Viterbo – (sil.co.) – Sul letto di morte, la compagna gli affida il figlio che lui per un decennio ha cresciuto come se fosse il suo, ma in seguito a una segnalazione dei servizi sociali del comune di Viterbo il minore, che gli era stato lasciato in affidamento temporaneo dal tribunale, gli viene tolto.
Il “patrigno”, un settantenne, non si dà pace e adesso, nonostante il piccolo, diventato nel frattempo 14enne, sia stato dato in adozione, continua la sua battaglia per avere quella giustizia che, secondo l’uomo, è stata negata a entrambi.
“Chiedo soltanto di essere ammesso tra gli affetti del figlio della mia compagna, se non come un padre almeno come un nonno”, fa sapere l’uomo tramite l’avvocato Giovanni Bartoletti, che lo assiste nel ricorso presentato presso il tribunale per i minori di Roma per ottenere di poter riabbracciare l’adolescente che per anni ha cresciuto come un figlio.

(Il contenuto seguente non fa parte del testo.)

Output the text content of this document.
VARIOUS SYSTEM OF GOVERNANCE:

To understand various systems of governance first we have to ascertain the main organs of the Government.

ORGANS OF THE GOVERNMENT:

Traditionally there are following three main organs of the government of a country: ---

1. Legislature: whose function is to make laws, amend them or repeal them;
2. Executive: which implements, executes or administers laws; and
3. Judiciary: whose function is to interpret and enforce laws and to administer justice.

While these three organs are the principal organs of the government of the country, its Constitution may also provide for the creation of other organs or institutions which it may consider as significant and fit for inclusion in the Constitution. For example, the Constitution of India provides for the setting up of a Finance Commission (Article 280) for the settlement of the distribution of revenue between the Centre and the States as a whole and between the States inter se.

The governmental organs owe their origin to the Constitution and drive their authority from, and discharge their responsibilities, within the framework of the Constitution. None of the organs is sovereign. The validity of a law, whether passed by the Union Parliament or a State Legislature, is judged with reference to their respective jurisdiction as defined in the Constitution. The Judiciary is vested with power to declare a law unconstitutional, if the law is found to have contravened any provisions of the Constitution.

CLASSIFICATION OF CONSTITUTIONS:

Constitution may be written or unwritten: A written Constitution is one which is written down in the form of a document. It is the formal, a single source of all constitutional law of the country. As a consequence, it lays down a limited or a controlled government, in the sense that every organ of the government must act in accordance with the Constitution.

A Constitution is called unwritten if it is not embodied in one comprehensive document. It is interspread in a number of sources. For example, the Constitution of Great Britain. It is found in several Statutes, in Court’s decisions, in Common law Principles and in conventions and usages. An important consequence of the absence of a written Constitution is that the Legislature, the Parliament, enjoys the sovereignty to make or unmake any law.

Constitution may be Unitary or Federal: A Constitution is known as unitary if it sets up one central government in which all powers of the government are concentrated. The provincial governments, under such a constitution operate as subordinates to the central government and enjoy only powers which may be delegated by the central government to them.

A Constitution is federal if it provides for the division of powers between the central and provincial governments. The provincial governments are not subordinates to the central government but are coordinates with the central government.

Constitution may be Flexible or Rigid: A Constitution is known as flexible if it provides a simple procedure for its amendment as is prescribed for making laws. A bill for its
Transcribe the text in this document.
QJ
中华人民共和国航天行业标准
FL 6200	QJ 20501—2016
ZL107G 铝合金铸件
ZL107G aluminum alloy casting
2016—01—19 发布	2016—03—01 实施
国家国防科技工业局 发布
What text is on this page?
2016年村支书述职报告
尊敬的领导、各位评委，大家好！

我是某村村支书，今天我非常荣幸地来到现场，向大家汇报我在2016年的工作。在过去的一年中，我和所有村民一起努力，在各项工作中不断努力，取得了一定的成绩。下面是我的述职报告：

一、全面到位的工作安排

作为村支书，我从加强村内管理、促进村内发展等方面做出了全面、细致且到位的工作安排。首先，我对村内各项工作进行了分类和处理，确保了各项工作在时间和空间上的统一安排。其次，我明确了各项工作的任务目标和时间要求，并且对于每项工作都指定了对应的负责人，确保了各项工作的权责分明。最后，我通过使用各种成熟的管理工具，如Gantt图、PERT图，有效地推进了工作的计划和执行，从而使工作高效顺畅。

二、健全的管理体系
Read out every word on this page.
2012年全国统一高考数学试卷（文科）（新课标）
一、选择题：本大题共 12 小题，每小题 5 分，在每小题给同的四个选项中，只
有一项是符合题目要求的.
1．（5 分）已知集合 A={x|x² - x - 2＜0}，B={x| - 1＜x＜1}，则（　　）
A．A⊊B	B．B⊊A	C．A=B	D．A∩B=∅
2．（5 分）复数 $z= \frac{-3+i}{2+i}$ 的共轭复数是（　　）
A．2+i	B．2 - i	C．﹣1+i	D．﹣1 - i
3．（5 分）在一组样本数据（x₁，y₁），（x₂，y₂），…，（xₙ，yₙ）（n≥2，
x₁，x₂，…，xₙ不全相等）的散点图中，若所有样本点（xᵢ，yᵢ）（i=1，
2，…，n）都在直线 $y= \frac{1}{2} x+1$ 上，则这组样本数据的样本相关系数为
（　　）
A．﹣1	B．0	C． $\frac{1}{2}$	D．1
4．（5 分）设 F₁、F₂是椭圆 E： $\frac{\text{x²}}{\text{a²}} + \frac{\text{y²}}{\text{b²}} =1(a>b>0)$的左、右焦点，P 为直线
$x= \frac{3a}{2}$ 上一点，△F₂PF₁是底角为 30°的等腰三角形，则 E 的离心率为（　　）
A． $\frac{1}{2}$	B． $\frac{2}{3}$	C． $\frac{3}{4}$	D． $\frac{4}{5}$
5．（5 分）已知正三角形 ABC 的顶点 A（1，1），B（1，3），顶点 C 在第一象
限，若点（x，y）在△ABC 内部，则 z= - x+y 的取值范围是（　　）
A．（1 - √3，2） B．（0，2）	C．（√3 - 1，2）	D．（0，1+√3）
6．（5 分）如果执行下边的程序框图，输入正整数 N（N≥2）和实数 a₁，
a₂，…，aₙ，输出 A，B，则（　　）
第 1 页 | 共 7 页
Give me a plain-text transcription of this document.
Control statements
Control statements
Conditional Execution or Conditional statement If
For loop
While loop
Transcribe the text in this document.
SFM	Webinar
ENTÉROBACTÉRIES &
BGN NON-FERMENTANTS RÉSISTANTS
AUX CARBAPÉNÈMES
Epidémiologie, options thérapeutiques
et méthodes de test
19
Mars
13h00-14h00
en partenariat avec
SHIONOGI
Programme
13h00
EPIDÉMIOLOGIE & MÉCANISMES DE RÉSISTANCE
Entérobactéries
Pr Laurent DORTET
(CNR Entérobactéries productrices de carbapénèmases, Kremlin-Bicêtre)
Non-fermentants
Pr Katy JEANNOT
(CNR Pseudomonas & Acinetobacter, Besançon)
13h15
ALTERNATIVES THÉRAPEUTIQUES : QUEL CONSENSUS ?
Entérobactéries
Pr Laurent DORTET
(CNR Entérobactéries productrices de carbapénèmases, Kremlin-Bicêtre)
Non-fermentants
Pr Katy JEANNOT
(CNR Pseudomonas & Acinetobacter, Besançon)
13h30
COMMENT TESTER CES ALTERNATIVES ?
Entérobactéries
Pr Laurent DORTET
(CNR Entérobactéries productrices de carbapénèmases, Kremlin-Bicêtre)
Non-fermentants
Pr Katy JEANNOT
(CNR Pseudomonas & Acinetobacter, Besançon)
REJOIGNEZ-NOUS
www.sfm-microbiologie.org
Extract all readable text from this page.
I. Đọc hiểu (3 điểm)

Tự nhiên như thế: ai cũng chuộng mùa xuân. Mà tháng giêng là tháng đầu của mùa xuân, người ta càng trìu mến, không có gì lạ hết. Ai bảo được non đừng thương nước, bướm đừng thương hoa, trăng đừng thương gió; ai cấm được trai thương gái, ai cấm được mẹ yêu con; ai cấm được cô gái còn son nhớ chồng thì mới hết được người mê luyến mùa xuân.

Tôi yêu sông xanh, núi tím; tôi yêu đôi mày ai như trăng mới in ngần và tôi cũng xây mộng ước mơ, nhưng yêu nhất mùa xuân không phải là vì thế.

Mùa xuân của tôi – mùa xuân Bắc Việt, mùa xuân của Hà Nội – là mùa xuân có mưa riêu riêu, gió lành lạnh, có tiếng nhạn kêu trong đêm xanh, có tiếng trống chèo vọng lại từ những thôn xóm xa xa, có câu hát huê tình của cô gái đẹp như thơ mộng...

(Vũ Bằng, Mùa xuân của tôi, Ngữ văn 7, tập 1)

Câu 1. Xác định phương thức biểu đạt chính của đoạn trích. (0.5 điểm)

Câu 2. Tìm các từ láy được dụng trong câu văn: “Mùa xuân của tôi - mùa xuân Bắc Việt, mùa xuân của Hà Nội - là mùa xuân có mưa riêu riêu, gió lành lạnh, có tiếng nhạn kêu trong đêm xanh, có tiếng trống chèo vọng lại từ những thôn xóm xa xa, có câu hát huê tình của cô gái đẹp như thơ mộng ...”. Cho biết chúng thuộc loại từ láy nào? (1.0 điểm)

Oggi, nel frattempo, tramite la camera di commercio, è previsto un tentativo di mediazione in via telematica col comune cui il settantenne chiede oltre 400mila euro di risarcimento, per l’esattezza 336.500 per la perdita del rapporto con il bambino, il rimborso delle spese legali sostenute per 25.500 e 75mila euro di danno di immagine. In tutto 437 mila euro. Il comune, con una delibera del commissario straordinario, nei giorni scorsi ha nominato un difensore per resistere, ossia l’avvocato Andrea Miroli.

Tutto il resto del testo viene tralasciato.